Hey! There’s lesson one already: Check out the genre before you get started, so you don’t repeat exactly what somebody else has done already, in title, content, or some other embarrassing way.

Inferno and its sequel, Escape from Hell, concern the adventures of Allen Carpenter, a writer who falls to his death and, after some time in an urn, finds himself in the Vestibule of Hell. In Inferno, he follows Benito Mussolini (no, I’m not kidding) to Hell’s exit, but instead of leaving, decides to stay and show others the way out. In Escape from Hell, Carpenter learns enough about his own nature to make a try for Heaven, and out of Hell he climbs (up Satan’s hairy old leg, no less).

The Hell described in the book is faithfully based on the one found in Dante’s Inferno. It makes a fascinating setting, from the packed dirt field of the vestibule to the frozen lake at Hell’s very nadir, where Satan sits imprisoned.

And lo! Check out lesson two: A little (or a lot of) creative theft is a wonderful thing, when properly executed. I found the following quote from T. S. Eliot on Keith Sawyer’s blog: “ ‘Immature poets imitate, mature poets steal; bad poets deface what they take, and good poets make it into something better, or at least something different.’ He then goes on to say that good stealing is usually from someone far away in space and time.”

Niven and Pournelle have gotten creative theft right in these novels. Dante is certainly removed in time from them and they’ve managed to put the setting to a different use. Whereas Dante, in his Inferno, is primarily an observer, Carpenter is a questioner; he wants to know who built Hell, why they did, and why anyone deserves eternity there.
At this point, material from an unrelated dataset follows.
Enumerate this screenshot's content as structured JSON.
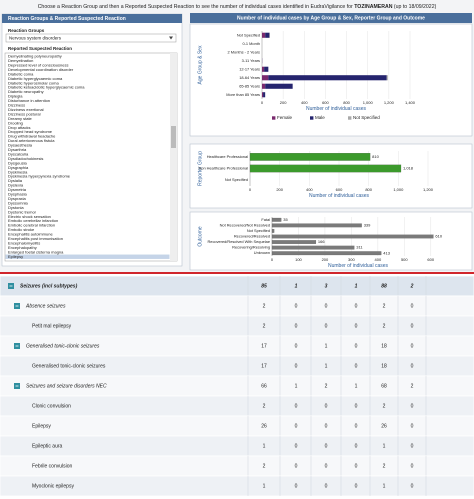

Carpenter also has the nerve to try rescuing people from Hell, an angle I’m pretty sure Dante never considered.

There was a gap of thirty-three years between the publications of Inferno and Escape from Hell, and it seemed to me that the second book, while still plenty entertaining and populated by the likes of Sylvia Plath, lacked the energy and originality of the first. Maybe that’s just me—I did read them in rapid succession, after all—but it seemed the authors didn’t bring much new to the setting the second time around except some detail about the Forest of Suicides and the addition of exploding souls (the souls of suicide bombers, don’t you know).

Maybe there are a couple of lessons here. Lesson three: Be careful when you revisit something that you bring real freshness to it. Lesson four: Not everything you write has to be the bee’s knees—write it, enjoy writing it and hope others enjoy reading it. If they do, great; if not, it’s no disaster as long as you’ve been primarily writing for your own enjoyment (part of my personal writing philosophy—maybe not so great if you write fiction for a living).

Finally, lesson five: Do your research. The acknowledgements section of Escape from Hell discusses the multiple translations of the Inferno the authors delved into to ensure they had a tight handle on the setting, which, in books like these, is practically one of the characters.

Whatever lessons these novels hold, they’re both entertaining, not dark in tone despite the setting and great examples of how a classic can be reworked in the modern day.